Anyway, on Sunday I needed to check off a 60 minute run. Since I had gone home for the weekend, I ran my 60 minutes in Lake Park. I started in town and ran past people on their riding lawnmowers, the grocery store called Jeff’s (the best grocery store in town), the Lake Park Lutheran Church followed by the Lake Park Lutheran Cemetery on County Road 7 and then I was surrounded by relatively flat farmland for the next 40 minutes. You should know that Jeff’s also happens to be the only grocery store in town. We love it. We think Jeff is a really nice guy. By “we” I suppose I am referring to me, myself and Alexis.
I was thinking about how great it was going to be for my face to get a little sun, appreciating the quiet and watching the ducks camped out in the mini ponds of the fields. Unfortunately, I could only think about those three things for a short while before becoming a little bored. I have always thought the biggest difference between running in the country and in the Twin Cities (my home for three years during college) is my level of boredom.
I tried to get myself to appreciate the view. “Don’t be bored, Alexis. You are running through beauty right now.” I forced my eyes open wider like how I used to in order to not blink on picture day in elementary school and focused more intensely on the landscape. It helped; I could see a lot more with wider eyes. Really.
I noticed how there weren’t too many trees. Enter: a deep thought.
“Hey, what if I really had to go to the bathroom right now?”
Like, must go to the bathroom now. If you’re a runner, you get it. You have had this thought. It is a serious thought warranting intelligent conversation. What if? What it? What if?
Obviously, there are no bathrooms along country highways and the lack of trees signifies a lack of cover.
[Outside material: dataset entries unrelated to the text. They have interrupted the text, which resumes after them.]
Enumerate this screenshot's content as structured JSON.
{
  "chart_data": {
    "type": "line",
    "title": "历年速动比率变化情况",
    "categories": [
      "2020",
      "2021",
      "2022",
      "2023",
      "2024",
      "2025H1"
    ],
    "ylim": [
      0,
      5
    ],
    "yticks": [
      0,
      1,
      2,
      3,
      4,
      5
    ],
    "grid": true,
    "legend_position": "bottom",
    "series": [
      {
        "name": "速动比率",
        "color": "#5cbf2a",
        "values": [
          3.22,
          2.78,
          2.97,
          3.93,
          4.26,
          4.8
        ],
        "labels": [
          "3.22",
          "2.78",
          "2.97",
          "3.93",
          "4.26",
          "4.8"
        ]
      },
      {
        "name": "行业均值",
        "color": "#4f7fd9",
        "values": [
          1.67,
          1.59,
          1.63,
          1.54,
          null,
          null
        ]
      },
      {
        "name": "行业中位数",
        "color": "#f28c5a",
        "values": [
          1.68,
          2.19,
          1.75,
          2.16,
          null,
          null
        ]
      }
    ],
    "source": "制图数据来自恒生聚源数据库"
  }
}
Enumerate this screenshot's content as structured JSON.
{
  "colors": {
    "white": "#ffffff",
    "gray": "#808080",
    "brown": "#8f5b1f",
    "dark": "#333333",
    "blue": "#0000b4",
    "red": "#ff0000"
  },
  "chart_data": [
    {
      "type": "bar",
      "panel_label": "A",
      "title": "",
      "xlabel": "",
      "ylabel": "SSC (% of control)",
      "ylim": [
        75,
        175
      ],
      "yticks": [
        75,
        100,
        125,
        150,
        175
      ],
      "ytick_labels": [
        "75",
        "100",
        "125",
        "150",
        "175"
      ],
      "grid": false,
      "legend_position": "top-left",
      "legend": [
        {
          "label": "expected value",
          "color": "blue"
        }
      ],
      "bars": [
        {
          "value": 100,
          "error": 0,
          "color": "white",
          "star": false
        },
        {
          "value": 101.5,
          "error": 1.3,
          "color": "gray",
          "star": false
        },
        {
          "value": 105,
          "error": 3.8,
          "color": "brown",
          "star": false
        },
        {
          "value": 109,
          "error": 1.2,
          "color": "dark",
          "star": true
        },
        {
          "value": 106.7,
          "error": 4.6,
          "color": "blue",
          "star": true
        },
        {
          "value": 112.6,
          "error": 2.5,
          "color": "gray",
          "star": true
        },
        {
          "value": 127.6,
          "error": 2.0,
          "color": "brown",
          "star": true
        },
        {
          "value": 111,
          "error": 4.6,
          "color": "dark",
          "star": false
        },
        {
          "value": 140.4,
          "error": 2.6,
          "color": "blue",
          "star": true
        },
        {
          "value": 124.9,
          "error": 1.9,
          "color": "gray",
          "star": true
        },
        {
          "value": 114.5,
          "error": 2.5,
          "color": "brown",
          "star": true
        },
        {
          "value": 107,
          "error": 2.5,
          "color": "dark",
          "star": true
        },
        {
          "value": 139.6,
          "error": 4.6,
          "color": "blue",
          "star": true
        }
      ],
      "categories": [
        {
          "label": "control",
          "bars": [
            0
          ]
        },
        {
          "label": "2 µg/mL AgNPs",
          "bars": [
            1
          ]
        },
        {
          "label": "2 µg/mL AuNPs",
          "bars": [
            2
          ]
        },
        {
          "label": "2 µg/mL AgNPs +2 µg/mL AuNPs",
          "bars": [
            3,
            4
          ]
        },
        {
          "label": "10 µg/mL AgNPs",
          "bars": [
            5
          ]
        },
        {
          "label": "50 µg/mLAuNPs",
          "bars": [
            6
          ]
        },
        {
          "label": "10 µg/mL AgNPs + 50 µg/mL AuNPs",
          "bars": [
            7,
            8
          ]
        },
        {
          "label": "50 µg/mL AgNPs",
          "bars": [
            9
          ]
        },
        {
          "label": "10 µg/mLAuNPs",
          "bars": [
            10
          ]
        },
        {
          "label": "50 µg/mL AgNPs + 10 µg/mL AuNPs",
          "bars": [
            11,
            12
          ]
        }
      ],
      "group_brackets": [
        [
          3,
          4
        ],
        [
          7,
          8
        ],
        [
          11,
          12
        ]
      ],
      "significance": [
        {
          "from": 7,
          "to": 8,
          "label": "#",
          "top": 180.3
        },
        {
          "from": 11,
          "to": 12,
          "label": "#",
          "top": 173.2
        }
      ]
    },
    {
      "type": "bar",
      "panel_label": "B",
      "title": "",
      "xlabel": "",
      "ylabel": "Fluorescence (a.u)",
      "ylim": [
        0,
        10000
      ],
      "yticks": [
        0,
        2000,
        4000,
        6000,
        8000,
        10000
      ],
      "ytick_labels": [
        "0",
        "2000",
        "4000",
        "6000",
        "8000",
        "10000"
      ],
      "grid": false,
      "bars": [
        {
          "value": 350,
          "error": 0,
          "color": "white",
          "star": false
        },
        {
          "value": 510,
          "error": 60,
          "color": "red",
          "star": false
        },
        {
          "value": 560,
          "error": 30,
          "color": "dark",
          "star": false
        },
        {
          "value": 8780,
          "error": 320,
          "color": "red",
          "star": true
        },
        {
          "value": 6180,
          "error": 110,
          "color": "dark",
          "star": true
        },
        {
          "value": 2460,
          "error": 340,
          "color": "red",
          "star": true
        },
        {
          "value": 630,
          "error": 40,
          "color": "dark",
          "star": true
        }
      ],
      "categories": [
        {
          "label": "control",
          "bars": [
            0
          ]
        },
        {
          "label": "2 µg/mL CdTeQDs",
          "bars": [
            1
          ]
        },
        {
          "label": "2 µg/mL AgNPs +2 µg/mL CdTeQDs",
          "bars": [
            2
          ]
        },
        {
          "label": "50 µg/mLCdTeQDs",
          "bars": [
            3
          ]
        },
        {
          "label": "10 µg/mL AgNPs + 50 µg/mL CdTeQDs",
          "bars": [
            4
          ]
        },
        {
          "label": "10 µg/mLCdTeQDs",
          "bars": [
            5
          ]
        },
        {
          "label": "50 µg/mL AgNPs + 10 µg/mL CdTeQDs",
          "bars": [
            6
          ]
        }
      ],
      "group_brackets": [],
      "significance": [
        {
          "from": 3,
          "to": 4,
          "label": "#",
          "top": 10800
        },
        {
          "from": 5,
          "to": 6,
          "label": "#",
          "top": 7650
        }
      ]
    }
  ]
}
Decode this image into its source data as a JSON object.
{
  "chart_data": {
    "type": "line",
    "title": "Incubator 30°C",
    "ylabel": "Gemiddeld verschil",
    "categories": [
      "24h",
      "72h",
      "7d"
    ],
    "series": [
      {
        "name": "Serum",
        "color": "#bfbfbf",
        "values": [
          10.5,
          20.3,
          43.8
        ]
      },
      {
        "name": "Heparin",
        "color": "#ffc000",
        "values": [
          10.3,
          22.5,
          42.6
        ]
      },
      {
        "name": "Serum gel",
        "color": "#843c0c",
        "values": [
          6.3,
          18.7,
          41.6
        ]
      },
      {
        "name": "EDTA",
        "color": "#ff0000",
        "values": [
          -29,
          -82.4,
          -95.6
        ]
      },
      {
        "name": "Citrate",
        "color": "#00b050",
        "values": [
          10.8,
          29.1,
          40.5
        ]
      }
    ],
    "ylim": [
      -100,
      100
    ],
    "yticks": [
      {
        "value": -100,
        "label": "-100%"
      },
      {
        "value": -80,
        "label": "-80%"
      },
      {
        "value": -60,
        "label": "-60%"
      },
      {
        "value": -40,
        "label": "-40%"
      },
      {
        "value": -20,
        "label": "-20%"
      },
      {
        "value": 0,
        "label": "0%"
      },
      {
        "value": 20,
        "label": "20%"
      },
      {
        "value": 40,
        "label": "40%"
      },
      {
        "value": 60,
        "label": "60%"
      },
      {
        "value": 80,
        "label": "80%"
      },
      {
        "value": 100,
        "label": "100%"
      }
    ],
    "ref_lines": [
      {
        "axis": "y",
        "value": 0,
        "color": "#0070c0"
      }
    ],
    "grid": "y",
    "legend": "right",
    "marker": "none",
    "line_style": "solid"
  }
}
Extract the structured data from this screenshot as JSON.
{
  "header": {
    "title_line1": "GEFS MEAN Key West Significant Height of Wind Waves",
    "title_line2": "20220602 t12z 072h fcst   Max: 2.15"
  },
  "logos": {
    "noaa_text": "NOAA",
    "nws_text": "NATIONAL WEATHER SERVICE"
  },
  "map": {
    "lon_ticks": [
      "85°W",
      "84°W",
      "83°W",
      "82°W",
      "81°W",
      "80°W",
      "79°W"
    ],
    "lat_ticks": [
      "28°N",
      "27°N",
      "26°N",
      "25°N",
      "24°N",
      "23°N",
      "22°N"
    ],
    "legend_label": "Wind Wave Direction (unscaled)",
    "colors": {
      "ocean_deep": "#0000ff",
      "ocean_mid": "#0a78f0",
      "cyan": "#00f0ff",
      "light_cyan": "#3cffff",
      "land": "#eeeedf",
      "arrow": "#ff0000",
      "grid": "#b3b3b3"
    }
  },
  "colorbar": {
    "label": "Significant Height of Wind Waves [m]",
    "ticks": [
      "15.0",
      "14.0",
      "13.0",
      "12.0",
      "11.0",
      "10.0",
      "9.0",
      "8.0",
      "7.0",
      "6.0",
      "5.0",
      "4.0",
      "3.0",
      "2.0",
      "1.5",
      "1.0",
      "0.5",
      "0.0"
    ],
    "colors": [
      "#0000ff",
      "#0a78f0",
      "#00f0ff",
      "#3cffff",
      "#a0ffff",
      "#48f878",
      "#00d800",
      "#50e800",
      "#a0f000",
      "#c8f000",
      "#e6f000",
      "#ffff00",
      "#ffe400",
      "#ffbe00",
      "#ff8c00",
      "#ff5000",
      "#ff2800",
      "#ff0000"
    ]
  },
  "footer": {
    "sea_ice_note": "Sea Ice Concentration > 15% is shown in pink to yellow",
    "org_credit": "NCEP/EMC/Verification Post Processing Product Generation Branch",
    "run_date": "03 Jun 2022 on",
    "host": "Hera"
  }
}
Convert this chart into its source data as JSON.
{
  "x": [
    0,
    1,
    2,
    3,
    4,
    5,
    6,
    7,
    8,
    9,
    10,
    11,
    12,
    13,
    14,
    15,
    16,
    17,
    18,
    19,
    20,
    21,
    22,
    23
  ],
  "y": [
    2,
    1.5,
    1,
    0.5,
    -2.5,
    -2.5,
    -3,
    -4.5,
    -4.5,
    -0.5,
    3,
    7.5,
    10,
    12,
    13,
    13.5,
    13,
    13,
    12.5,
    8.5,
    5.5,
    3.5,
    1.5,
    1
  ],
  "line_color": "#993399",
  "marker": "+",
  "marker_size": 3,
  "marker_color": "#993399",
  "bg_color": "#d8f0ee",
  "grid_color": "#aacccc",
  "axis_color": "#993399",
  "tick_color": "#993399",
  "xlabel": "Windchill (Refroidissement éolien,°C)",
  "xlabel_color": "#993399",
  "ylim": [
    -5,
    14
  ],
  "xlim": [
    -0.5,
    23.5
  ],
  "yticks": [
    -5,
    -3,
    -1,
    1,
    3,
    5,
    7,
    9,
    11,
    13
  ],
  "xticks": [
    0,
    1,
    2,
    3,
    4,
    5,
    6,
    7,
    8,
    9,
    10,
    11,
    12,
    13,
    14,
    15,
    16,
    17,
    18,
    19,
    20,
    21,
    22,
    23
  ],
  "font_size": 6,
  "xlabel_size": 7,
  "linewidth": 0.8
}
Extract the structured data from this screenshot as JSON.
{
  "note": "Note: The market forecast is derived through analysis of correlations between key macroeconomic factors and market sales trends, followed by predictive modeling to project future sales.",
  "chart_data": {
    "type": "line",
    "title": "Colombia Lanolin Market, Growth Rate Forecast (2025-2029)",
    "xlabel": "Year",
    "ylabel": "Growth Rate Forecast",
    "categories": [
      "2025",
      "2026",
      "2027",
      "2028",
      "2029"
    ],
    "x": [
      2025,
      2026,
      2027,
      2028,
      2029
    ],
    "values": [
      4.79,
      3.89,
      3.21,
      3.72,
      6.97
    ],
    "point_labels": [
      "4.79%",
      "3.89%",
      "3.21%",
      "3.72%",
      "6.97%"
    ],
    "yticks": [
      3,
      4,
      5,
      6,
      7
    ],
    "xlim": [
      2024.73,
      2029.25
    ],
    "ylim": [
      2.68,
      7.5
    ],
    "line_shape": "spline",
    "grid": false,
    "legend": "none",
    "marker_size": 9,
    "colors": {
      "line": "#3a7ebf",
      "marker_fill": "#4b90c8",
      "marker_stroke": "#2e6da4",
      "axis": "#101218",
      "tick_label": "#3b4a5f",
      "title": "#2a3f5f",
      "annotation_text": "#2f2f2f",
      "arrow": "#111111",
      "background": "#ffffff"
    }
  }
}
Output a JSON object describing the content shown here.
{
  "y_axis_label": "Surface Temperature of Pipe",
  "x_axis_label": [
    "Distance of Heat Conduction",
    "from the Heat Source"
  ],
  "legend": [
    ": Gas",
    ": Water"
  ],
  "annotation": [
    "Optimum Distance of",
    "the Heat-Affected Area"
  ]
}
I don’t know if you’ve gathered this yet, but it’s flat up in this part of the United States so the wind could add an extra exciting element of complication. What then? Yeah, I still don’t have an answer. Granted, I was just playing a fun game of “What If?”, but I’ll keep you posted should I arrive at a reasonable solution.
Perhaps the biggest difference between running in the country and in the city is not my level of boredom, but instead the sheer number of bathrooms available alongside running paths. Coincidentally, here’s a map of bathrooms for runners in Minneapolis. Shockingly, I could not find one for County Road 7.
When I told my mom about all of this, she shot me a look of disgust and strictly instructed I not share this with other humans. Then, I proceeded to tell her an even more comprehensive story about how one time I found myself kind of, but not quite literally, stuck in a porta potty during a 14 mile run along East River Parkway in Minneapolis. That’s maybe another post.
P.S. I highly recommend clicking on the deep thought link above if you want to ask yourself “What is this? Seriously, what the heck? How is this even a thing?”